The last two photos are with the Chesire in the focuser tube, or just the appearance thru the focuser with nothing in the drawtube? I can’t see the typical concentric rings I’m used to seeing in a Chesire….just wanted to clarify this, because the last two photos look like simple shots thru an empty drawtube; we see the secondary mirror (no spider, as you say, in a Mak-Newt). Is your primary mirror marked with a donut? Could be the pics are just a bit dark to see all these things….
Can you see the back of the laser’s Barlow attachment thru the meniscus? Or are you just using the primary (without Barlow attachment) laser beam of the collimator to align the secondary, then using the chesire to align the primary? Or using the laser with-then-without Barlow attachment to do both, then checking it with the chesire?
As to that apparent eccentrically located center spot…It seems more like the upper right edge of the image is fuzzy, rather than eccentrically located…this raises the vignetting issue. At least that’s what your last photos suggest. And this fuzzy edge feature is MORE dramatic in the last pic, the full focuser-out version, and covers more than 180 degrees of the edge. Changes in the appearance of things as you rack your focuser in and out are almost always either focuser squaring problems or vignetting of the light cone somewhere along the way.
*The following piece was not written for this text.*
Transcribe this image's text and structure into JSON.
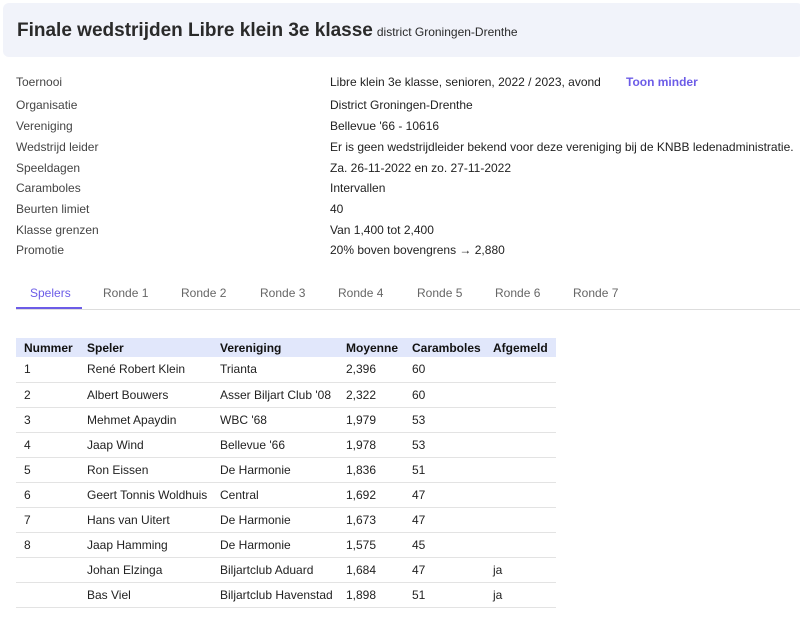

When you look thru the empty focuser tube in the full-in and full-out positions, centering your eye over the focuser tube as best you can, are you able to see the full circumference of your primary mirror both times? Can you see the full circumference of the secondary mirror itself, also?
S
Quote:
Originally Posted by DJVege
Ok! Here are the pics!!
The first 3 are of the focusser!
The fourth is of the cheshire in the focuser.
The fifth is of the laser collimator in the focuser.
The sixth is what I can see through the cheshire at full IN focus (put the digital camera flush on the 1.25" adaptor).
Seventh is what I can see through the cheshire at full OUT focus.
What do you think? Maybe the secondary needs to move away from the primary a bit?? (In that direction...???)
Oh, when I collimated, I did so at full IN focus.